Tom Wolfe: Mike, I don't want you to think I'm giving up my right to disagree with you down the line — I may not have to — but you're one of the very few evolutionary thinkers and neuroscientists that I pay attention to, and I'll tell you why. In the '90s, when the subject of neuroscience and also genetics started becoming hot, there was a tendency to conflate genetic theory and evolutionary theory with neuroscience, as if the two were locked, which just isn't true. Remember Jose Delgado, the wave brain physiologist who was at Yale at one time?

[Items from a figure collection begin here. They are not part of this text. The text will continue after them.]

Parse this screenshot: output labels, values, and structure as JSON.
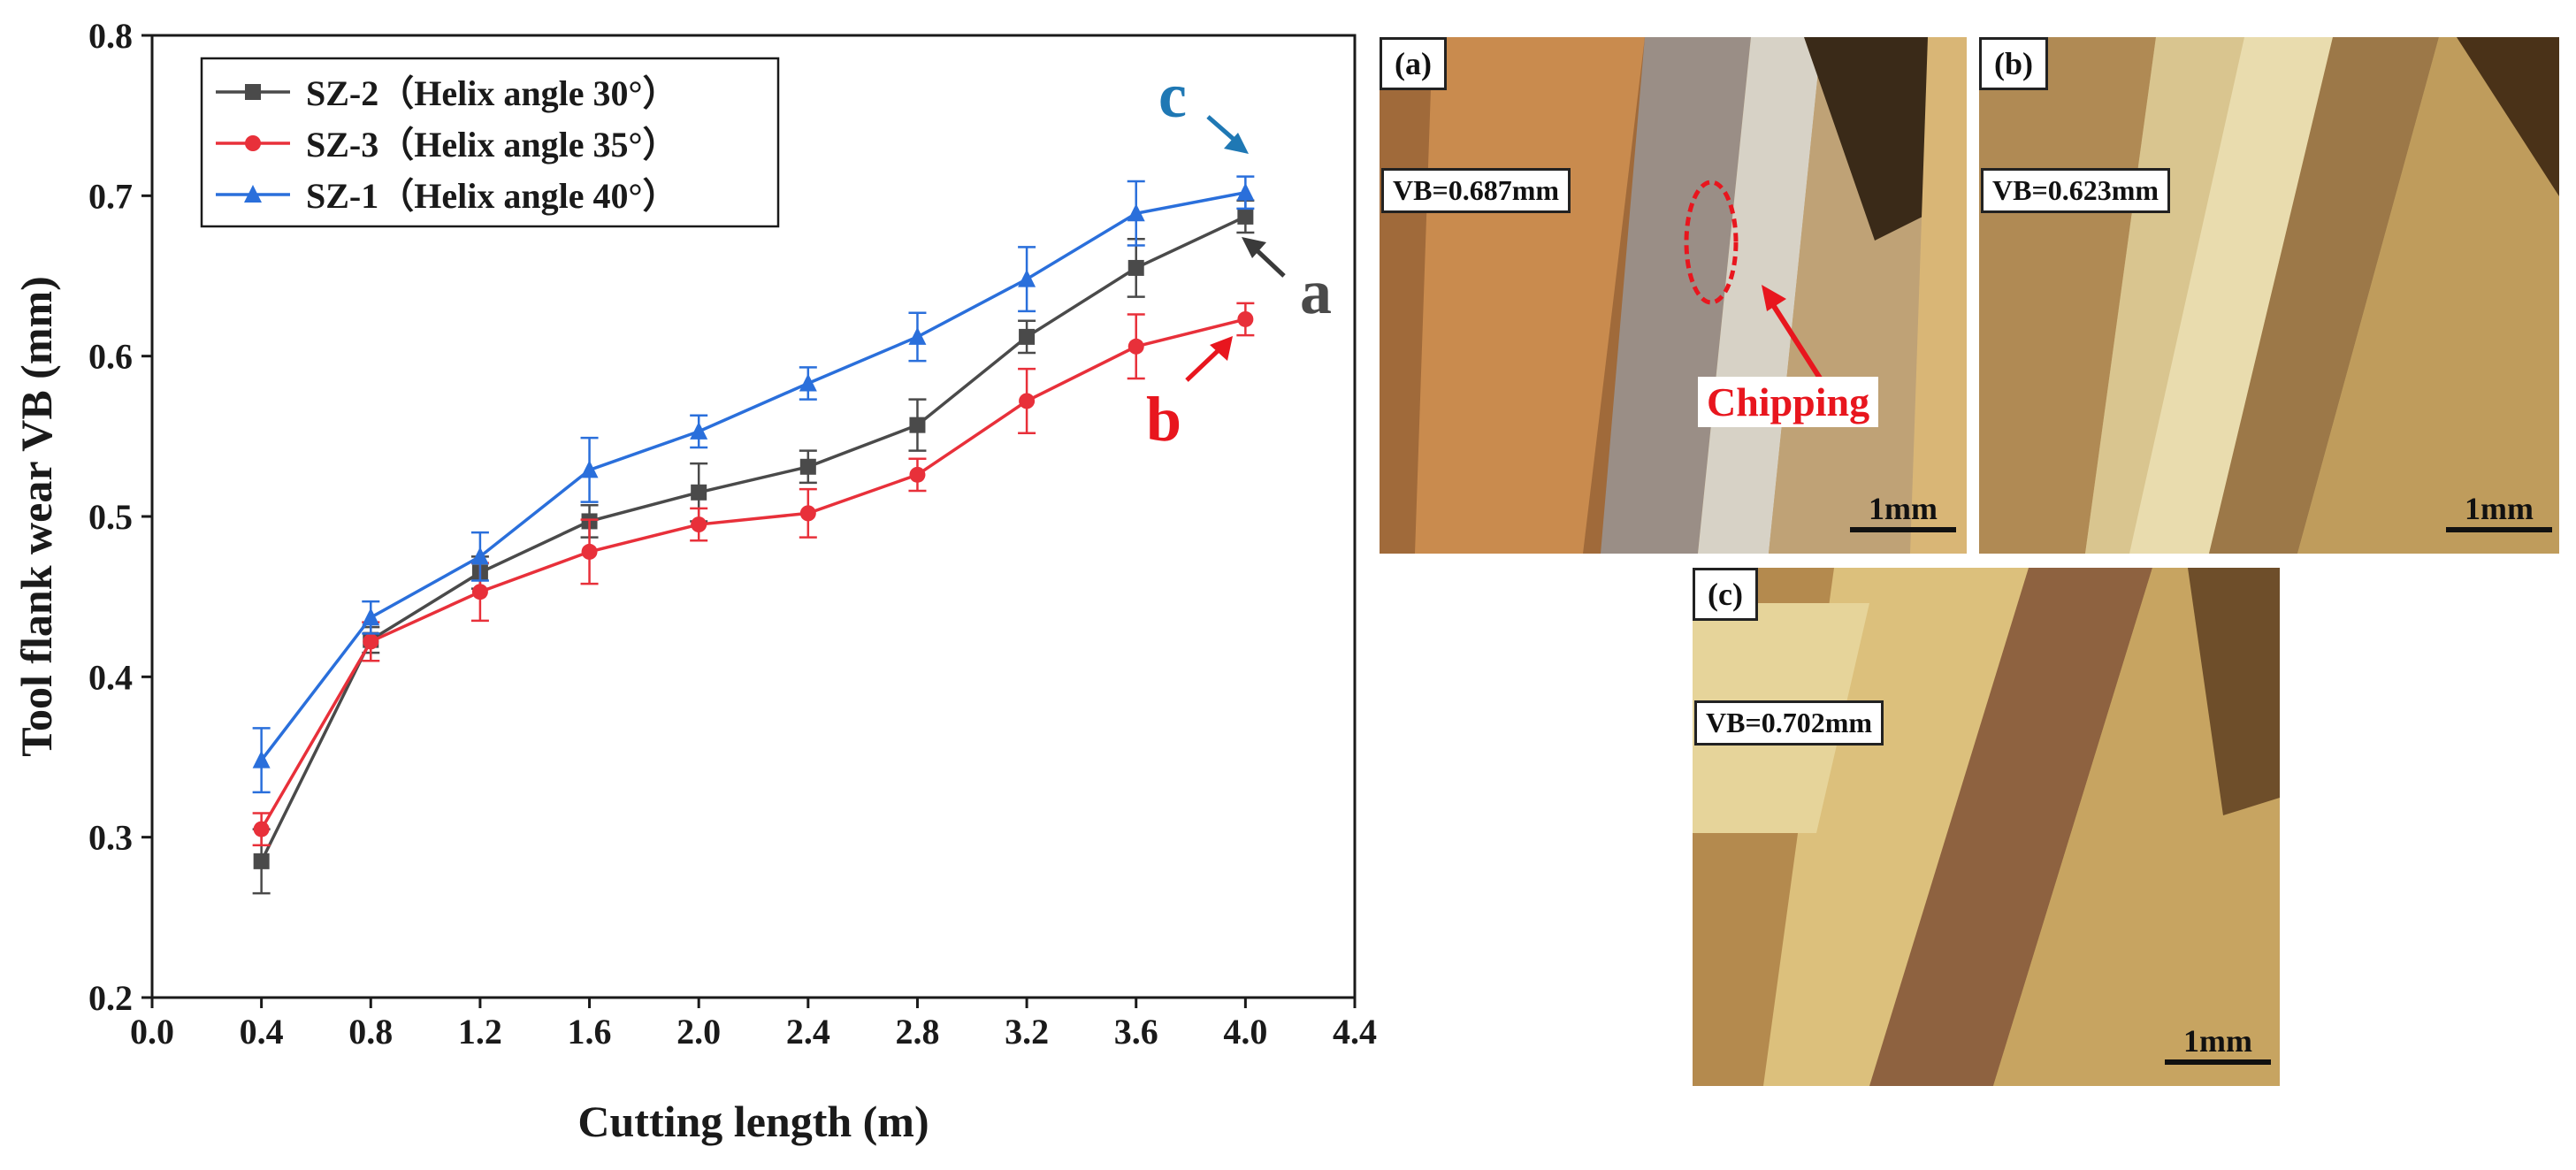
{
  "chart_data": {
    "type": "line",
    "xlabel": "Cutting length (m)",
    "ylabel": "Tool flank wear VB (mm)",
    "xlim": [
      0.0,
      4.4
    ],
    "ylim": [
      0.2,
      0.8
    ],
    "xticks": [
      "0.0",
      "0.4",
      "0.8",
      "1.2",
      "1.6",
      "2.0",
      "2.4",
      "2.8",
      "3.2",
      "3.6",
      "4.0",
      "4.4"
    ],
    "yticks": [
      "0.2",
      "0.3",
      "0.4",
      "0.5",
      "0.6",
      "0.7",
      "0.8"
    ],
    "legend_position": "top-left",
    "x": [
      0.4,
      0.8,
      1.2,
      1.6,
      2.0,
      2.4,
      2.8,
      3.2,
      3.6,
      4.0
    ],
    "series": [
      {
        "name": "SZ-2（Helix angle 30°）",
        "color": "#4a4a4a",
        "marker": "square",
        "values": [
          0.285,
          0.423,
          0.465,
          0.497,
          0.515,
          0.531,
          0.557,
          0.612,
          0.655,
          0.687
        ],
        "errors": [
          0.02,
          0.008,
          0.01,
          0.01,
          0.018,
          0.01,
          0.016,
          0.01,
          0.018,
          0.01
        ]
      },
      {
        "name": "SZ-3（Helix angle 35°）",
        "color": "#e8303a",
        "marker": "circle",
        "values": [
          0.305,
          0.422,
          0.453,
          0.478,
          0.495,
          0.502,
          0.526,
          0.572,
          0.606,
          0.623
        ],
        "errors": [
          0.01,
          0.012,
          0.018,
          0.02,
          0.01,
          0.015,
          0.01,
          0.02,
          0.02,
          0.01
        ]
      },
      {
        "name": "SZ-1（Helix angle 40°）",
        "color": "#2a6fdb",
        "marker": "triangle",
        "values": [
          0.348,
          0.437,
          0.475,
          0.529,
          0.553,
          0.583,
          0.612,
          0.648,
          0.689,
          0.702
        ],
        "errors": [
          0.02,
          0.01,
          0.015,
          0.02,
          0.01,
          0.01,
          0.015,
          0.02,
          0.02,
          0.01
        ]
      }
    ],
    "annotations": [
      {
        "text": "a",
        "color": "#4a4a4a"
      },
      {
        "text": "b",
        "color": "#e8161e"
      },
      {
        "text": "c",
        "color": "#1f78b4"
      }
    ]
  },
  "photos": [
    {
      "label": "(a)",
      "vb": "VB=0.687mm",
      "scale": "1mm",
      "note": "Chipping"
    },
    {
      "label": "(b)",
      "vb": "VB=0.623mm",
      "scale": "1mm"
    },
    {
      "label": "(c)",
      "vb": "VB=0.702mm",
      "scale": "1mm"
    }
  ]
}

Michael Gazzaniga: Oh yeah. Sure.

TW: The guy stood in a smock in a bullring and put stereotaxic needles in the brain of a bull and just let himself be charged. He had a radio transmitter. The bull is as far away as that wall is from me, and he presses the thing and the bull goes dadadada and comes to a stop.

MG: Right.

TW: He's still with us; he's in his 90s. Anyway, his son, also Jose Delgado, and also a neuroscientist, was interviewed recently and he said, "The human brain is complex beyond anybody's imagining, let alone comprehension." He said, "We are not a few miles down a long road; we are a few inches down the long road." Then he said, "All the rest is literature."

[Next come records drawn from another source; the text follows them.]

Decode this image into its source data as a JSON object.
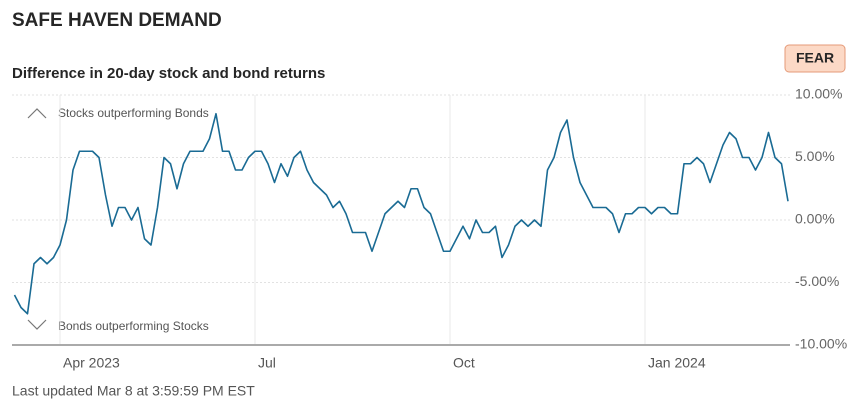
{
  "chart_data": {
    "type": "line",
    "title": "SAFE HAVEN DEMAND",
    "subtitle": "Difference in 20-day stock and bond returns",
    "badge": "FEAR",
    "annotations": [
      "Stocks outperforming Bonds",
      "Bonds outperforming Stocks"
    ],
    "footer": "Last updated Mar 8 at 3:59:59 PM EST",
    "color": "#1a6b94",
    "grid": true,
    "ylim": [
      -10,
      10
    ],
    "yticks": [
      {
        "value": 10,
        "label": "10.00%"
      },
      {
        "value": 5,
        "label": "5.00%"
      },
      {
        "value": 0,
        "label": "0.00%"
      },
      {
        "value": -5,
        "label": "-5.00%"
      },
      {
        "value": -10,
        "label": "-10.00%"
      }
    ],
    "categories": [
      null,
      null,
      null,
      null,
      null,
      null,
      null,
      "Apr 2023",
      null,
      null,
      null,
      null,
      null,
      null,
      null,
      null,
      null,
      null,
      null,
      null,
      null,
      null,
      null,
      null,
      null,
      null,
      null,
      null,
      null,
      null,
      null,
      null,
      null,
      null,
      null,
      null,
      null,
      "Jul",
      null,
      null,
      null,
      null,
      null,
      null,
      null,
      null,
      null,
      null,
      null,
      null,
      null,
      null,
      null,
      null,
      null,
      null,
      null,
      null,
      null,
      null,
      null,
      null,
      null,
      null,
      null,
      null,
      null,
      "Oct",
      null,
      null,
      null,
      null,
      null,
      null,
      null,
      null,
      null,
      null,
      null,
      null,
      null,
      null,
      null,
      null,
      null,
      null,
      null,
      null,
      null,
      null,
      null,
      null,
      null,
      null,
      null,
      null,
      null,
      "Jan 2024",
      null,
      null,
      null,
      null,
      null,
      null,
      null,
      null,
      null,
      null,
      null,
      null,
      null,
      null,
      null,
      null,
      null,
      null,
      null,
      null,
      null,
      null
    ],
    "values": [
      -6,
      -7,
      -7.5,
      -3.5,
      -3,
      -3.5,
      -3,
      -2,
      0,
      4,
      5.5,
      5.5,
      5.5,
      5,
      2,
      -0.5,
      1,
      1,
      0,
      1,
      -1.5,
      -2,
      1,
      5,
      4.5,
      2.5,
      4.5,
      5.5,
      5.5,
      5.5,
      6.5,
      8.5,
      5.5,
      5.5,
      4,
      4,
      5,
      5.5,
      5.5,
      4.5,
      3,
      4.5,
      3.5,
      5,
      5.5,
      4,
      3,
      2.5,
      2,
      1,
      1.5,
      0.5,
      -1,
      -1,
      -1,
      -2.5,
      -1,
      0.5,
      1,
      1.5,
      1,
      2.5,
      2.5,
      1,
      0.5,
      -1,
      -2.5,
      -2.5,
      -1.5,
      -0.5,
      -1.5,
      0,
      -1,
      -1,
      -0.5,
      -3,
      -2,
      -0.5,
      0,
      -0.5,
      0,
      -0.5,
      4,
      5,
      7,
      8,
      5,
      3,
      2,
      1,
      1,
      1,
      0.5,
      -1,
      0.5,
      0.5,
      1,
      1,
      0.5,
      1,
      1,
      0.5,
      0.5,
      4.5,
      4.5,
      5,
      4.5,
      3,
      4.5,
      6,
      7,
      6.5,
      5,
      5,
      4,
      5,
      7,
      5,
      4.5,
      1.5
    ]
  }
}
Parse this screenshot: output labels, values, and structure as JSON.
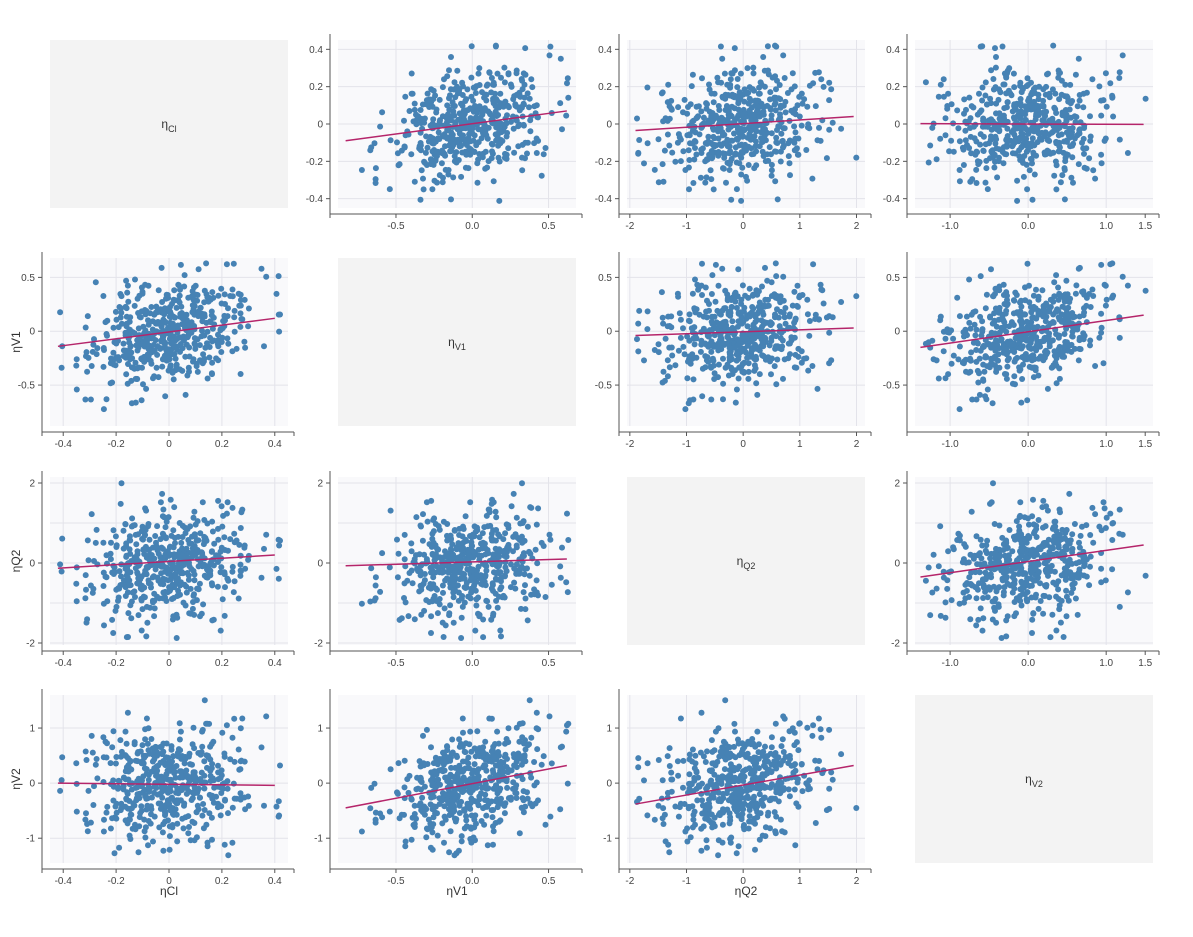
{
  "colors": {
    "point": "#4682b4",
    "trend": "#b5256a",
    "panel_bg": "#f9f9fb",
    "grid": "#e3e3ea",
    "diag_bg": "#f3f3f3"
  },
  "chart_data": {
    "type": "scatter-matrix",
    "variables": [
      {
        "label": "ηCl",
        "greek": "η",
        "sub": "Cl",
        "range": [
          -0.45,
          0.45
        ],
        "ticks": [
          -0.4,
          -0.2,
          0,
          0.2,
          0.4
        ]
      },
      {
        "label": "ηV1",
        "greek": "η",
        "sub": "V1",
        "range": [
          -0.88,
          0.68
        ],
        "ticks": [
          -0.5,
          0,
          0.5
        ]
      },
      {
        "label": "ηQ2",
        "greek": "η",
        "sub": "Q2",
        "range": [
          -2.05,
          2.15
        ],
        "ticks": [
          -2,
          -1,
          0,
          1,
          2
        ]
      },
      {
        "label": "ηV2",
        "greek": "η",
        "sub": "V2",
        "range": [
          -1.45,
          1.6
        ],
        "ticks": [
          -1,
          0,
          1
        ]
      }
    ],
    "tick_labels": {
      "ηCl": [
        "-0.4",
        "-0.2",
        "0",
        "0.2",
        "0.4"
      ],
      "ηV1": [
        "-0.5",
        "0",
        "0.5"
      ],
      "ηQ2": [
        "-2",
        "0",
        "2"
      ],
      "ηV2": [
        "-1",
        "0",
        "1"
      ],
      "ηQ2_x": [
        "-2",
        "-1",
        "0",
        "1",
        "2"
      ],
      "ηV2_x": [
        "-1.0",
        "-0.5",
        "0.0",
        "0.5",
        "1.0",
        "1.5"
      ],
      "ηV1_x": [
        "-0.5",
        "0.0",
        "0.5"
      ],
      "ηCl_y": [
        "-0.4",
        "-0.2",
        "0",
        "0.2",
        "0.4"
      ],
      "ηCl_x": [
        "-0.4",
        "-0.2",
        "0",
        "0.2",
        "0.4"
      ]
    },
    "axis_labels": {
      "left": [
        "ηV1",
        "ηQ2",
        "ηV2"
      ],
      "bottom": [
        "ηCl",
        "ηV1",
        "ηQ2"
      ]
    },
    "trend_lines": [
      {
        "x": "ηCl",
        "y": "ηV1",
        "start": [
          -0.42,
          -0.14
        ],
        "end": [
          0.4,
          0.12
        ]
      },
      {
        "x": "ηCl",
        "y": "ηQ2",
        "start": [
          -0.42,
          -0.13
        ],
        "end": [
          0.4,
          0.2
        ]
      },
      {
        "x": "ηCl",
        "y": "ηV2",
        "start": [
          -0.42,
          0.0
        ],
        "end": [
          0.4,
          -0.04
        ]
      },
      {
        "x": "ηV1",
        "y": "ηCl",
        "start": [
          -0.83,
          -0.09
        ],
        "end": [
          0.62,
          0.07
        ]
      },
      {
        "x": "ηV1",
        "y": "ηQ2",
        "start": [
          -0.83,
          -0.07
        ],
        "end": [
          0.62,
          0.1
        ]
      },
      {
        "x": "ηV1",
        "y": "ηV2",
        "start": [
          -0.83,
          -0.45
        ],
        "end": [
          0.62,
          0.32
        ]
      },
      {
        "x": "ηQ2",
        "y": "ηCl",
        "start": [
          -1.9,
          -0.035
        ],
        "end": [
          1.95,
          0.04
        ]
      },
      {
        "x": "ηQ2",
        "y": "ηV1",
        "start": [
          -1.9,
          -0.04
        ],
        "end": [
          1.95,
          0.03
        ]
      },
      {
        "x": "ηQ2",
        "y": "ηV2",
        "start": [
          -1.9,
          -0.38
        ],
        "end": [
          1.95,
          0.32
        ]
      },
      {
        "x": "ηV2",
        "y": "ηCl",
        "start": [
          -1.38,
          0.002
        ],
        "end": [
          1.48,
          -0.002
        ]
      },
      {
        "x": "ηV2",
        "y": "ηV1",
        "start": [
          -1.38,
          -0.15
        ],
        "end": [
          1.48,
          0.15
        ]
      },
      {
        "x": "ηV2",
        "y": "ηQ2",
        "start": [
          -1.38,
          -0.35
        ],
        "end": [
          1.48,
          0.45
        ]
      }
    ],
    "n_points": 500,
    "sd": {
      "ηCl": 0.15,
      "ηV1": 0.25,
      "ηQ2": 0.7,
      "ηV2": 0.5
    },
    "grid": true
  }
}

Many of today's leading theorists, such as E. O. Wilson, Richard Dawkins, and Dan Dennett, probably know about as much on the human brain as a second-year graduate student in neuropsychology. That isn't their field. Wilson is a great zoologist and a brilliant writer. Dawkins, I'm afraid, is now just a PR man for evolution. He's kind of like John the Baptist — he goes around announcing the imminent arrival. Dennett, of course, is a philosopher and doesn't pretend to know anything about the brain. I think it has distorted the whole discussion.

More here.

Posted by Azra Raza at 05:42 AM | Permalink

Comments

That discussion was a blast!

Posted by: beajerry | Jul 4, 2008 1:54:36 AM

Tom Wolfe as (in)consistent as ever:

"Many of today's leading theorists, such as E. O. Wilson, Richard Dawkins, and Dan Dennett, probably know about as much on the human brain as a second-year graduate student in neuropsychology. That isn't their field."

then ...

"Well, I do take issue with the idea that all stories have a bearing on evolutionary benefits or survival benefits. In my opinion all stories have to do with status."

I was an biology undergrad in 1976 and even back in the day I was taught that status was linked to evolution.

What an arrogant moron - but the article is worth reading just to get to Wolfe correcting Gazzaniga that he was a "journalist" and not a writer of fiction.

Neurobiology + Electric Kool Aid Acid Test + Bonfire of the Vanities = incomprehension.

Posted by: pebird | Jul 5, 2008 10:24:46 AM

What an arrogant comment.

Scientists need to talk to people like Tom Wolfe, people with a different view of the world, not necessarily based on science, but on i.e. literature and humanism.

And the other way round.

Posted by: Gunnar | Jul 7, 2008 11:29:43 AM

"there was a tendency to conflate genetic theory and evolutionary theory with neuroscience"

I'm not sure I understand this...what could it mean to conflate neuroscience and genetics, much less evolution?